Limitation #1: The WINDOW clause can make use of a RANGE … PRECEDING that is either a logical interval (time-based) or a physical number of rows (row-based). Either of these methods can be combined with PARTITION BY to create a partitioned WINDOW. However, if a partitioned WINDOW is included as part of a JOIN, then the following restriction applies:

  • Sessions, which are a special kind of partitioned WINDOW, can use a RANGE … PRECEDING that is either time-based or row-based. JOIN is permitted in both cases. (See above.)
  • Other partitioned WINDOWs, which don’t include SESSION ON, cannot be part of a JOIN if using time-based RANGE … PRECEDING — only row-based.

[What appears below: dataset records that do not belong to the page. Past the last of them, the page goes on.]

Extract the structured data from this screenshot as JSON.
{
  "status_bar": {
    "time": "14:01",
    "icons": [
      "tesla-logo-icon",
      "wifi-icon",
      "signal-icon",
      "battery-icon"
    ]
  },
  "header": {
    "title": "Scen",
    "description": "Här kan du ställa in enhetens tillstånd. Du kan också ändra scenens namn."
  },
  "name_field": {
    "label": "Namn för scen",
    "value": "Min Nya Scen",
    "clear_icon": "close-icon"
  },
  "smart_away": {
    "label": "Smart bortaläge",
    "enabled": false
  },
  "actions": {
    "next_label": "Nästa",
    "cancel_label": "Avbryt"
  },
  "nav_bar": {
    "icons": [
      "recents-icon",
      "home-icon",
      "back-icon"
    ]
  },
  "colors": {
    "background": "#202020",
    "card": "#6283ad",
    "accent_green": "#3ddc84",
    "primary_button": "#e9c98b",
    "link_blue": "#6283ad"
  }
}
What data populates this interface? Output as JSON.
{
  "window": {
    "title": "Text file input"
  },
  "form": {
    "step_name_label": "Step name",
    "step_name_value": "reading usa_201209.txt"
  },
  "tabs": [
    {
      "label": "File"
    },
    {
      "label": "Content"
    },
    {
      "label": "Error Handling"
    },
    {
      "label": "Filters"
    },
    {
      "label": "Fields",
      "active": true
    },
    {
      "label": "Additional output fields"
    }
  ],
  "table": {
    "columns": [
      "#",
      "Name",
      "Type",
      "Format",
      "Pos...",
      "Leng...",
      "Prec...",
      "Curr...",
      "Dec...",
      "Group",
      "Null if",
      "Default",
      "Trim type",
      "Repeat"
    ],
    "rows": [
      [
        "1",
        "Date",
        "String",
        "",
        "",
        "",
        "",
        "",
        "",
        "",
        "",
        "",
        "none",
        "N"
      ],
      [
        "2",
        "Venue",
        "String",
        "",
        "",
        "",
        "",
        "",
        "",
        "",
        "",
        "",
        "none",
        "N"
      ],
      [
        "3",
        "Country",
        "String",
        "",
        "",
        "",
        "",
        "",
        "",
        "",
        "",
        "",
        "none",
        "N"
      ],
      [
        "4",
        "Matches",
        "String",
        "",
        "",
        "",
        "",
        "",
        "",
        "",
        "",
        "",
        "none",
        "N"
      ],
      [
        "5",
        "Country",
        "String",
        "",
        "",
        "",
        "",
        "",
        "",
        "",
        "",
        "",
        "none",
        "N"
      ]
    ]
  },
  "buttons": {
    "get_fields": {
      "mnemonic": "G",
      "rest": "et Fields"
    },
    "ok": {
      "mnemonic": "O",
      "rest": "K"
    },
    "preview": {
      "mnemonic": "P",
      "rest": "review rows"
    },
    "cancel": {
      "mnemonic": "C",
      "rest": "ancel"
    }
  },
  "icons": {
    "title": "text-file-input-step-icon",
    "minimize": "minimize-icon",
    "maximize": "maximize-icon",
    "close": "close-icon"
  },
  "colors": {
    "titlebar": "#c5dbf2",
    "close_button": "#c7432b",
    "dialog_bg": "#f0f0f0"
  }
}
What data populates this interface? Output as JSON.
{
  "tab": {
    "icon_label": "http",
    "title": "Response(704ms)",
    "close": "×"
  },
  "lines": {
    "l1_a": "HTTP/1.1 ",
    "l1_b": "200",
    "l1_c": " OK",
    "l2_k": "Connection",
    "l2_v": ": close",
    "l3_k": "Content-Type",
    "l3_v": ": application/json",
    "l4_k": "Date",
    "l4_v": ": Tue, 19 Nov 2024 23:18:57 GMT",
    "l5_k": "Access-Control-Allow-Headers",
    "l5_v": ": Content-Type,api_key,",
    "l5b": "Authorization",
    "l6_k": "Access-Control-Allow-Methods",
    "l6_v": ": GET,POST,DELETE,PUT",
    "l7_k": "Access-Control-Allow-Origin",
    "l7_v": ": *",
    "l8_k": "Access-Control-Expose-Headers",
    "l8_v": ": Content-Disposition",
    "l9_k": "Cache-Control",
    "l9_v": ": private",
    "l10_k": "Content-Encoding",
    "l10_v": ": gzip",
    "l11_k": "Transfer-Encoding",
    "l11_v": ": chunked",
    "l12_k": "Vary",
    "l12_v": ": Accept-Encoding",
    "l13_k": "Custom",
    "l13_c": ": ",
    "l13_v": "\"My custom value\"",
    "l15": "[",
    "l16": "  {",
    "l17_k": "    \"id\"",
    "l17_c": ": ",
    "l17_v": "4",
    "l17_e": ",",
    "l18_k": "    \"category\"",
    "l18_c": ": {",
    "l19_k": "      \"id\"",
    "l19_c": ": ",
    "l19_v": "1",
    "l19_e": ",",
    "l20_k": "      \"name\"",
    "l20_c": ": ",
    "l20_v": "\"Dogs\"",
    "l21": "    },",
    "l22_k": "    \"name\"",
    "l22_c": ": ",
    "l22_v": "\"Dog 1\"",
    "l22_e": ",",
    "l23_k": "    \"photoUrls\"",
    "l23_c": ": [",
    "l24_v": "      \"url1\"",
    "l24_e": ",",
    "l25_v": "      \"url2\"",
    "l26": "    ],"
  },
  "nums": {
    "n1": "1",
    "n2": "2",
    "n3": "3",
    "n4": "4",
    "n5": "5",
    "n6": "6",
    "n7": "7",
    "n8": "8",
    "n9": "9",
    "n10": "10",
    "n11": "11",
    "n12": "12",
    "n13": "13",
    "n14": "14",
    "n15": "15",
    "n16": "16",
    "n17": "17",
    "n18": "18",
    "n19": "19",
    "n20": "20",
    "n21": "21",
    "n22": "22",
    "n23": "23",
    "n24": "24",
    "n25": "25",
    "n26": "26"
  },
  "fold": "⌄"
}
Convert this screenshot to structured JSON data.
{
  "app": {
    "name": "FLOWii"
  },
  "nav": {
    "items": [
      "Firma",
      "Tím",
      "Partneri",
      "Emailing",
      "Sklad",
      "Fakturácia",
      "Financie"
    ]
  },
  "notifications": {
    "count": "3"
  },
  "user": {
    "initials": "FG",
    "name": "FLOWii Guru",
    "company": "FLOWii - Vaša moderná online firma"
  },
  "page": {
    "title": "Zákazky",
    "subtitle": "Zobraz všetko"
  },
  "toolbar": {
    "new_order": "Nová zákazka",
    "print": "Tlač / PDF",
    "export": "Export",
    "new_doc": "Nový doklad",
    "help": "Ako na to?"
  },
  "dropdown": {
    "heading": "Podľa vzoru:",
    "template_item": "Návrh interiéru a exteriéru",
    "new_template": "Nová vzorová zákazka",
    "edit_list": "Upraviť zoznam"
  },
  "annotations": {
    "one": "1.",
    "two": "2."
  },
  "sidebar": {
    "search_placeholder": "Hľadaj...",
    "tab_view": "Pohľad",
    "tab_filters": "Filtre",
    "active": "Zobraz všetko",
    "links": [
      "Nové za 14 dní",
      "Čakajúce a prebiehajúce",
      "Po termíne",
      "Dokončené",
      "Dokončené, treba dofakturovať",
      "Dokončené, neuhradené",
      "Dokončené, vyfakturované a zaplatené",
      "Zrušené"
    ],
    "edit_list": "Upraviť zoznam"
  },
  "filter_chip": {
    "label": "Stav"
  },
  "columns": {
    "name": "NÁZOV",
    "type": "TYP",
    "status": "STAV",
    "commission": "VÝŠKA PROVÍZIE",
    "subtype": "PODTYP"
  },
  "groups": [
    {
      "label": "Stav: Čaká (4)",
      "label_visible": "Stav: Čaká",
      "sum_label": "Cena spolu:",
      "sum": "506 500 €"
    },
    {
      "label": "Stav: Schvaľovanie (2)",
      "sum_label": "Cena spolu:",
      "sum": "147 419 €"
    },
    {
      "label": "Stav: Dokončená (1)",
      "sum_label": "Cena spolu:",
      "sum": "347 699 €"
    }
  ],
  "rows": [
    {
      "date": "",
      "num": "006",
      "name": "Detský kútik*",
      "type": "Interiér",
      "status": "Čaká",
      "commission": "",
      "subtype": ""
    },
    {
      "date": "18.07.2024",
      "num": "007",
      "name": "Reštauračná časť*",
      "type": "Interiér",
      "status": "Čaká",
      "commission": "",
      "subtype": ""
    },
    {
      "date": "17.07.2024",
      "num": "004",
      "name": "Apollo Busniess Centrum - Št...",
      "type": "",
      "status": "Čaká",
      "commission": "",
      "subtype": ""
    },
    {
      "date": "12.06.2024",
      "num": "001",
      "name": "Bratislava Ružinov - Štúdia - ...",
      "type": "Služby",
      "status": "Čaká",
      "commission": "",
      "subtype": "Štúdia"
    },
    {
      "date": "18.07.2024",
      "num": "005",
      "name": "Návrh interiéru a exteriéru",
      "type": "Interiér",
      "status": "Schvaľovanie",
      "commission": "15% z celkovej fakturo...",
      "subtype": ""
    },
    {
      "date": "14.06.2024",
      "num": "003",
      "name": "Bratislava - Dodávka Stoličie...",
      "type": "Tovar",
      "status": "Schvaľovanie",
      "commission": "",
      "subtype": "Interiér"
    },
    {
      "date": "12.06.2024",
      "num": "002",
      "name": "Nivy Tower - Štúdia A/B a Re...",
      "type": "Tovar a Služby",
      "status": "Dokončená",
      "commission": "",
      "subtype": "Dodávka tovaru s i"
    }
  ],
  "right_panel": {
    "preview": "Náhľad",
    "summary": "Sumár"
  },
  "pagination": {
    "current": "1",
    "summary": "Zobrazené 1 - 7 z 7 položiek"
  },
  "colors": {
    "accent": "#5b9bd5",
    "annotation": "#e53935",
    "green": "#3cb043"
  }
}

For example, a stream with the following WINDOW is permisible – but not for use in a JOIN:

WINDOW "partition" AS
    (PARTITION BY ticker
    RANGE INTERVAL '5' HOUR PRECEDING)

But in the case of SESSION ON, a time-based RANGE would be allowed:

WINDOW "partition" AS
    (PARTITION BY SESSION ON ticker
    END WHEN status = 'exit'
    RANGE INTERVAL '5' HOUR PRECEDING)

Limitation #2: For the purpose of a JOIN, if a session is specified, then all partition keys must be part of that session. In other words, the list of columns after PARTITION BY must not contain any column that is not also listed after SESSION ON.

WINDOW "awindow" AS
    (PARTITION BY ticker
    SESSION ON trader
    --uses simple flags for START WHEN and END WHEN
    START WHEN (s.action='START')
    END WHEN (s.action='END')
    RANGE INTERVAL '24' HOUR PRECEDING)

For example, the WINDOW defined above is legitimate - but not as part of a JOIN. That is because ticker is present as a partition key but not listed after SESSION ON.